Megaloads hearing starts Monday in Boise; opponents, engineer slated to testify
By Elaine Williams of the Tribune
April 23, 2011
Testimony from citizen monitors of an Imperial Oil test shipment and a Boise engineer will be part of a proceeding that starts Monday in Boise that will help decide if U.S. Highway 12 is a feasible route for more than 100 megaloads.
Retired State Court District Judge Duff McKee will preside as the hearing officer. McKee will be responsible for making a recommendation to the Idaho Transportation Department on the Imperial Oil proposal. He will listen to testimony from opponents as well as representatives of Imperial Oil, ExxonMobil and ITD.
Originally, Merlyn Clark was appointed as the hearing officer, the same role he filled when ITD was deciding if it would allow four megaloads of ConocoPhillips to use U.S. 12. Clark sided with ConocoPhillips and ITD issued the needed permits.
The opposition objected to Clark for the Imperial Oil case because he failed in numerous ways to understand the issues, said Linwood Laughy, a key member of the opposition.
Among the witnesses McKee will hear are citizen monitors who will share “details regarding Imperial/Exxon’s first mishap-laden leg of its so-called ‘test validation’ shipment which stopped 13 miles short of its night No. 1 goal on April 11,” according to a news release issued Friday by oversized load opponents.
More than 1,300 homes and businesses were left without power for about five hours in the early morning hours after the module hit an Avista support wire, according to Avista.
ITD suspended the trip as it awaited assurances from Imperial Oil, which is owned mostly by ExxonMobil, and the company’s hired shipper, Mammoet, that the three-story-tall transport could safely maneuver under power lines.
Pat Dobie, of Dobie Engineering in Boise, also a witness for the opponents, will talk about the effects of the loads on highway infrastructure as well as traffic and safety.
“Multiple axles are to be used to spread the weight of the load per Idaho requirements in order to protect the integrity of Idaho roads and bridges,” according to a brief filed Friday by Imperial Oil’s attorneys in preparation for the hearing.
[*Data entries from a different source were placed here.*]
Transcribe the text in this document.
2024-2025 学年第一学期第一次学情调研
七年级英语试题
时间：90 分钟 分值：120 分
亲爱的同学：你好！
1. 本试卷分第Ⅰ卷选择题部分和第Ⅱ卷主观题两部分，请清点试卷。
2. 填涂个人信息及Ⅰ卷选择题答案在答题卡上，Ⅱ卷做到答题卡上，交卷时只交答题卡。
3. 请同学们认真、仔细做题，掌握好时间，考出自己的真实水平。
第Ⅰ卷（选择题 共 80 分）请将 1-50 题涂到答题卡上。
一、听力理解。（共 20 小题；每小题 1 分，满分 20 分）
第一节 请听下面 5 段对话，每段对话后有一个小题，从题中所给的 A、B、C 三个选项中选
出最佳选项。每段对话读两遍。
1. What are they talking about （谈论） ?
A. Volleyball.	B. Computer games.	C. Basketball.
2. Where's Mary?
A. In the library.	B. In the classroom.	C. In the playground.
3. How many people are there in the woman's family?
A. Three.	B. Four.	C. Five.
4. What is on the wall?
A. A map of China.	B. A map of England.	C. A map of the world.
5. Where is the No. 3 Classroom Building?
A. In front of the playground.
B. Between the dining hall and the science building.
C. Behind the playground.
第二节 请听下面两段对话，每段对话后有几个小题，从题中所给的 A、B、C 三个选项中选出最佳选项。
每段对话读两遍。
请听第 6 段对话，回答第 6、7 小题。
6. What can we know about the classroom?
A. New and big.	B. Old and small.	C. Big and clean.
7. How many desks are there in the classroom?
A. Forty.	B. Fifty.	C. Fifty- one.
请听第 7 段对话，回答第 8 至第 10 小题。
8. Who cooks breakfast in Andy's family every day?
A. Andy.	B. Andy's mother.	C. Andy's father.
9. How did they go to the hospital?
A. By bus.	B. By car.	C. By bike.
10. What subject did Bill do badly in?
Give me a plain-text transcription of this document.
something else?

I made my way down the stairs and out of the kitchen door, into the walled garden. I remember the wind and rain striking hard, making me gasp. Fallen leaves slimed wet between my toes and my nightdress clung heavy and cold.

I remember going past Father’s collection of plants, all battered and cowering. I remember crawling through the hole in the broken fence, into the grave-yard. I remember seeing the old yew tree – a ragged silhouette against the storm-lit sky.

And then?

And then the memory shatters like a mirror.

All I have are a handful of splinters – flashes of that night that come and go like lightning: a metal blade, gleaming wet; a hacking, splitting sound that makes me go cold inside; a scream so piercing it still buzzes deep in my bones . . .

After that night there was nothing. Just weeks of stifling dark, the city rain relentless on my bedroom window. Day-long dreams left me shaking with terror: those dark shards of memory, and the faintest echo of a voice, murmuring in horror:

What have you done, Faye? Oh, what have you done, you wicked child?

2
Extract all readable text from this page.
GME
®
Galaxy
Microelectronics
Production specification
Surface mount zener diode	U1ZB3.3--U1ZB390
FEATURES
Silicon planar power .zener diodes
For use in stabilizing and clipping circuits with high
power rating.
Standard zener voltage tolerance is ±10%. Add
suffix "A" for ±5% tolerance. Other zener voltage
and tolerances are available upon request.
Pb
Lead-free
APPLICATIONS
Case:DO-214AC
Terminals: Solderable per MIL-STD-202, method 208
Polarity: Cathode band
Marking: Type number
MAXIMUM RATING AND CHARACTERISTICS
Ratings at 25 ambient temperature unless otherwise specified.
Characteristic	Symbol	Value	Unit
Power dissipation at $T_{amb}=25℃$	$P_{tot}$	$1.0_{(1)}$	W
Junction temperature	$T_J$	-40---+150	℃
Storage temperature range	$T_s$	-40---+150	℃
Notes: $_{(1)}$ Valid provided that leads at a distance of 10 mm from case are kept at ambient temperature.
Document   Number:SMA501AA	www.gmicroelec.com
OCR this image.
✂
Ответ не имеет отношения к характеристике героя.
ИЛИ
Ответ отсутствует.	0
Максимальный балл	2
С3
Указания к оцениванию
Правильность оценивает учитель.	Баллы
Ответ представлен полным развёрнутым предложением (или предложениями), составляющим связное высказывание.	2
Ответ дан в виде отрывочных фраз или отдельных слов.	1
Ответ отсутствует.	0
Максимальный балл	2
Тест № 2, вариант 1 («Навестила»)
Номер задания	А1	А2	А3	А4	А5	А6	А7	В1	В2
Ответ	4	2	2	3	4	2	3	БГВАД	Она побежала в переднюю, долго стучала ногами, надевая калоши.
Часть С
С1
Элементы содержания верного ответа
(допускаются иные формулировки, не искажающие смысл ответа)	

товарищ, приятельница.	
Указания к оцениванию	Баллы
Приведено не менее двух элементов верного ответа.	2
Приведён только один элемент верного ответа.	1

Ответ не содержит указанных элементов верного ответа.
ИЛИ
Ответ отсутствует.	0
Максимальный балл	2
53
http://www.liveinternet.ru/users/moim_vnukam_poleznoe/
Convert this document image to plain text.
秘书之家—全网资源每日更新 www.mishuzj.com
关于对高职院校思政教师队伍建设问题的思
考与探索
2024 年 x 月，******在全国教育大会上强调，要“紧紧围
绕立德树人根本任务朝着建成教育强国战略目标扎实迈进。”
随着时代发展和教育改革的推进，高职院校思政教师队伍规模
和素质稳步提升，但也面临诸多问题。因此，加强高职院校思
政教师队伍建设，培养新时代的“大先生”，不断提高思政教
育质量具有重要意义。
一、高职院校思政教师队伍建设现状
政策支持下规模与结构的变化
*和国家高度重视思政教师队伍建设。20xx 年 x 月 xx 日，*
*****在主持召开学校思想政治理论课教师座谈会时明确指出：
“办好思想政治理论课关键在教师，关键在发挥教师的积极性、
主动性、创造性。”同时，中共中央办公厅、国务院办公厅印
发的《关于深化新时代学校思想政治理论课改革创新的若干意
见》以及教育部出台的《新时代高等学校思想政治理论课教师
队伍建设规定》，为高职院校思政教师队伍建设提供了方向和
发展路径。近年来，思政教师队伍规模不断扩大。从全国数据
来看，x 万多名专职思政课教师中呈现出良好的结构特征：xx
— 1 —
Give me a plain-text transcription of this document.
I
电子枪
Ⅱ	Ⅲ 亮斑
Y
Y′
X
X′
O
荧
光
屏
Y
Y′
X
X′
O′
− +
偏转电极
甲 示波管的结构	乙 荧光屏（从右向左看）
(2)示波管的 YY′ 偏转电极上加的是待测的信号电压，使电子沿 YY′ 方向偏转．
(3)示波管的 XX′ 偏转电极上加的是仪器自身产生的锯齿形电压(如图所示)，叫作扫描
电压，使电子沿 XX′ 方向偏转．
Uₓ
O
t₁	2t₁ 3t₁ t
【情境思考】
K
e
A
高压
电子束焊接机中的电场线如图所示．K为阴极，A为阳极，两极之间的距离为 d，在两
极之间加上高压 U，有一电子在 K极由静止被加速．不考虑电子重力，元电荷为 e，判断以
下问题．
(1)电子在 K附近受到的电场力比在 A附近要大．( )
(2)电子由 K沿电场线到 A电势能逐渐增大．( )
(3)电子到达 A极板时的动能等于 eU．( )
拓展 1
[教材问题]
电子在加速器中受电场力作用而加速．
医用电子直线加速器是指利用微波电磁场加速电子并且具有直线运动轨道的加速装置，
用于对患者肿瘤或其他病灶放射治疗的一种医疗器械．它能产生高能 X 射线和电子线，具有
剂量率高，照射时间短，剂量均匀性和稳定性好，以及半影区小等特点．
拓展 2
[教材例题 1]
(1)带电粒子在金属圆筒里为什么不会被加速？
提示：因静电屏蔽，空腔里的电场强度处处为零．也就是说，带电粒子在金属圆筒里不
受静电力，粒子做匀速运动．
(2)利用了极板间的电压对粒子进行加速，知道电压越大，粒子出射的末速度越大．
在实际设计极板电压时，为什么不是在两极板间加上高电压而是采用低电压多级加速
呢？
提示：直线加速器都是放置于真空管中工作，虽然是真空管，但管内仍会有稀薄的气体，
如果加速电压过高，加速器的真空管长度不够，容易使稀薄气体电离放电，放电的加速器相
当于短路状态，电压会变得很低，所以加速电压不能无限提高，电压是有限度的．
The biggest of Imperial Oil’s megaloads would be the same weight and dimensions as the test module, which is about 490,000 pounds, 24 feet wide and almost 250 feet long, counting push and pull trucks. It is the third-heaviest shipment to use U.S. 12. It and the other oversized loads are being required to pull over every 15 minutes to allow traffic to pass.
Future Imperial Oil shipments would carry Korean-made modules for an Imperial Oil processing plant in the Kearl Oil Sands in Alberta, Canada. The modules would be barged to the Port of Lewiston, where they would be transferred to trailers for the road portion of their journey.
The contested case hearing starts at 8 a.m. Pacific Daylight Time and will be broadcast live at the District 2 office of ITD at 2600 Frontage Road. It’s scheduled to last 41/2 days, according to the opposition.